For Netflix subscribers, the timing also reframes the conversation about what rises to the top of a viewing queue. A film can be critically praised, decorated with major national awards, and still feel like a discovery once it arrives in a place where millions browse nightly, hunting for something they “still can’t believe no-one talks about. ”
What should Netflix viewers expect when they press play?
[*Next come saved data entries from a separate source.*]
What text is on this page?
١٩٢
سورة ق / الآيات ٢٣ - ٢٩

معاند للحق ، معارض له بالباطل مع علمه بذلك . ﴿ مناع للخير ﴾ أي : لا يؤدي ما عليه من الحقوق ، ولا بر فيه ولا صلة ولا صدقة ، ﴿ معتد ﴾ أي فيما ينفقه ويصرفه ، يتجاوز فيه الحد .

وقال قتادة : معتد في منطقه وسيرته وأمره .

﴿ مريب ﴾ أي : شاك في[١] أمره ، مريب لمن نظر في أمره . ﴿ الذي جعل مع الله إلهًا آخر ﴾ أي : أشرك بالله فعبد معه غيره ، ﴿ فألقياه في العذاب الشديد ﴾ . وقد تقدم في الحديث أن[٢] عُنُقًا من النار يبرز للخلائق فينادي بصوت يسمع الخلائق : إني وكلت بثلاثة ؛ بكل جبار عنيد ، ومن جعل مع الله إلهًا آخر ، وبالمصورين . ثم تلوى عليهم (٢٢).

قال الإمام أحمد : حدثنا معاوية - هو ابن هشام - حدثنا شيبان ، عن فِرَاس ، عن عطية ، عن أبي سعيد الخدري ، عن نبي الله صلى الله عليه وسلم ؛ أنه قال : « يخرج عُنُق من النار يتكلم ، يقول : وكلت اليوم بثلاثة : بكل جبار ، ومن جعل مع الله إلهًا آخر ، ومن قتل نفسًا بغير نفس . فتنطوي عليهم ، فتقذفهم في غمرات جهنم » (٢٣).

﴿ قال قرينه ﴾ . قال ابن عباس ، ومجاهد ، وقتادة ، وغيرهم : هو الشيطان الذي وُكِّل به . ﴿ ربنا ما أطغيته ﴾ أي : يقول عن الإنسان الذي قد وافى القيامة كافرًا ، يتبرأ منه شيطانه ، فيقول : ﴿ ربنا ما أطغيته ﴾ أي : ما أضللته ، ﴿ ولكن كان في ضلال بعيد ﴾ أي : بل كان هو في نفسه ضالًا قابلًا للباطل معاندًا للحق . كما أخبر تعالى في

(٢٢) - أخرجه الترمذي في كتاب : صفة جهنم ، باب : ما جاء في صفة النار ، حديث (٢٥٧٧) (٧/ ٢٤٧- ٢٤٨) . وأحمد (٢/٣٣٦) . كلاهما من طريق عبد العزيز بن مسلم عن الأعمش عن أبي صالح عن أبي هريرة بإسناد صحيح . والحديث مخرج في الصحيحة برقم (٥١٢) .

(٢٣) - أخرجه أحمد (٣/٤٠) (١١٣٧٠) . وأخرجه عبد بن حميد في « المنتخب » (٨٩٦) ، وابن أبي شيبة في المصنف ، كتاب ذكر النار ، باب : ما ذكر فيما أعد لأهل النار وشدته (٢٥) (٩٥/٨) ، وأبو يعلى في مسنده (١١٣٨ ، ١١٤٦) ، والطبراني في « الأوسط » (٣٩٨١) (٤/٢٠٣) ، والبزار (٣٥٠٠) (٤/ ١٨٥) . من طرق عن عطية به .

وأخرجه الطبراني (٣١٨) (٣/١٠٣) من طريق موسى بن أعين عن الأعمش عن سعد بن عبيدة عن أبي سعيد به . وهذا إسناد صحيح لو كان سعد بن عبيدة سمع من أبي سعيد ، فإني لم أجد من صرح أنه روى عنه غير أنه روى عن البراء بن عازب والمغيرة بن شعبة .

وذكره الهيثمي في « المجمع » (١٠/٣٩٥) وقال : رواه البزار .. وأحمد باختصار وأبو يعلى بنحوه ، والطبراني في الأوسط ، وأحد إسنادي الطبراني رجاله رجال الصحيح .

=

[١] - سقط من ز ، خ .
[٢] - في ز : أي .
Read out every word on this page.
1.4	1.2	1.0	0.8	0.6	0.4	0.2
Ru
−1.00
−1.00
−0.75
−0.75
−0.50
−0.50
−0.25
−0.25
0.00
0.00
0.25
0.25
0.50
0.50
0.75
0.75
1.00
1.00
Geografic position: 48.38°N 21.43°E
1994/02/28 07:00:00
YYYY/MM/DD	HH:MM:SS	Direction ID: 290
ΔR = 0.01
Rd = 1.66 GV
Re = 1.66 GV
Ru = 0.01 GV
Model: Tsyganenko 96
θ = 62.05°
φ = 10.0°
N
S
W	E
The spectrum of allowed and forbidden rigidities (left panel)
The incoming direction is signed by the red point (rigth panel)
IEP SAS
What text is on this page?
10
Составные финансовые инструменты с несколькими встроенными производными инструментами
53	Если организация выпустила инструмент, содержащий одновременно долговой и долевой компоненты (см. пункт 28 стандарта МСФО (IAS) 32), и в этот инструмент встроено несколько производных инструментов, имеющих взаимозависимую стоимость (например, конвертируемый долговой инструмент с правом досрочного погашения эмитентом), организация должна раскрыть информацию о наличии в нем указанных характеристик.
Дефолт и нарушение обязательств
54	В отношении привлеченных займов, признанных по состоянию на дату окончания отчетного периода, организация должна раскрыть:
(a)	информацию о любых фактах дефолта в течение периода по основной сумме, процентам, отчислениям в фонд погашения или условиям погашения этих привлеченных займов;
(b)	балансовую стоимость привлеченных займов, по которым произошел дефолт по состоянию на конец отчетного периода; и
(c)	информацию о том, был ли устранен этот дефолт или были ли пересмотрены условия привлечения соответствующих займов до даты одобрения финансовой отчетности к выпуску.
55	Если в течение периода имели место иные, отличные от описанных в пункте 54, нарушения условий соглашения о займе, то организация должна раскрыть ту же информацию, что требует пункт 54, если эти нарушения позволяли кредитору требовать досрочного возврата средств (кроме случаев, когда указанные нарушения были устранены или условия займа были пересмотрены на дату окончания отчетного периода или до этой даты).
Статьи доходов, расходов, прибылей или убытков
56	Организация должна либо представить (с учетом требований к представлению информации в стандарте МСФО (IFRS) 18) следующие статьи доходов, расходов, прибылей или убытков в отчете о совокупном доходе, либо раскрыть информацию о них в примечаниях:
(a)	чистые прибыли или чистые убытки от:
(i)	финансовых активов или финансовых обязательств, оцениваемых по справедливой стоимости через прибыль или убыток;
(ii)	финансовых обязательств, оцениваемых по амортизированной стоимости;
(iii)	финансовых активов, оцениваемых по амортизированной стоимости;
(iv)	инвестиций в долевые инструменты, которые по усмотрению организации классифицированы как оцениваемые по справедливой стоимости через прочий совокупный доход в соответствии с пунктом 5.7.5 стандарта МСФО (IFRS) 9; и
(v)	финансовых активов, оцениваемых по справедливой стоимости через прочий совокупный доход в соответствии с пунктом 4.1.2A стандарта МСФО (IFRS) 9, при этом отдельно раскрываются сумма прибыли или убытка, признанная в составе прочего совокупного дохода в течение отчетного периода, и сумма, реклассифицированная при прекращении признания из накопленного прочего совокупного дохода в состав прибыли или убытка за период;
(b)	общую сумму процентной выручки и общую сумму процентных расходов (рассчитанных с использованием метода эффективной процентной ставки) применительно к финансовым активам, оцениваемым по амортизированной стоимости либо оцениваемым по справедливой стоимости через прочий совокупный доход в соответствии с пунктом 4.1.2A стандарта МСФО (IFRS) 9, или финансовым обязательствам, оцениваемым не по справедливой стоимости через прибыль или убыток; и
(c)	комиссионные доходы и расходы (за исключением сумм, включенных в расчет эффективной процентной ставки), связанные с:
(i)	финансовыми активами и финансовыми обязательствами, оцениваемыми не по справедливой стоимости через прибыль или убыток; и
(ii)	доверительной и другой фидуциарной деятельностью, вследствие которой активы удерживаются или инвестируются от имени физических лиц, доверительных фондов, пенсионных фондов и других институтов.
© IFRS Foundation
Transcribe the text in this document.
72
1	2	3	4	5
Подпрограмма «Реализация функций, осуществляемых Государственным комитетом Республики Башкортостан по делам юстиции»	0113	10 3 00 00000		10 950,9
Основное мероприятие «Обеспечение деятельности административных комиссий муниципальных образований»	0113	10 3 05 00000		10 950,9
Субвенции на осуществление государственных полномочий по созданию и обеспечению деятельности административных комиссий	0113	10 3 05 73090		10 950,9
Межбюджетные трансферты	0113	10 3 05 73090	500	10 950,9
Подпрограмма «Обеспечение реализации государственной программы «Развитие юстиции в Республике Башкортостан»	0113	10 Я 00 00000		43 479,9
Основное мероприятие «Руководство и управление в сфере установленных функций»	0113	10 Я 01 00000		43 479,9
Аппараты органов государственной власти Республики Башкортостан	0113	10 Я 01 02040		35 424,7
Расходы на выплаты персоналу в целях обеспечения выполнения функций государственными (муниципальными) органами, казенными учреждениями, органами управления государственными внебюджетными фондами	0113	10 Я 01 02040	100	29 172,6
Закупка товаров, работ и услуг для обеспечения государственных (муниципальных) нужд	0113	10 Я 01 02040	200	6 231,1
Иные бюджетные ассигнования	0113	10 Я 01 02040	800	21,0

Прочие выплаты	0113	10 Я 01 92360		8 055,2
Viewers should expect a dramatized story that moves quickly and switches emotional gears. Audience reactions have highlighted that the film “starts out as a very funny comedy and ends as a very sad tragedy, ” bridging two tones that rarely coexist cleanly. That tonal shift mirrors the narrative arc: the exhilaration of building something new, followed by the unnerving realization that leadership, competition, and timing can turn triumph into an exit.
They should also expect a film that encourages curiosity about the people on screen—an impulse some viewers describe as immediate, the kind of watch that makes you want to look up everyone involved. The movie’s own structure invites that reaction by focusing on Mike Lazaridis (played by Jay Baruchel) and Doug Fregin (played by director Matt Johnson) as they invent the BlackBerry and struggle to find an investor, before meeting Balsillie and pushing toward global success.
Yet the film’s appeal isn’t simply nostalgia or tech trivia. It’s the human texture of work under pressure: a “nerds-versus-suits” friction; the tension of belief meeting skepticism; the comedy of mistakes made in public; and the private dread that success can be temporary. The film is also candid about the limitations of dramatization—entertaining and often humorous, even if not “entirely accurate to the real-life story. ”
By late evening (ET), many first-time viewers will have finished it and returned to the Netflix home screen. But the story tends to linger, partly because it is not only about a company. It’s about the sensation of living inside a breakthrough—and then watching the world move on. With blackberry movie now one click away, that sensation is no longer tucked into film-festival conversations or awards tallies; it’s in the living room, waiting to be remembered.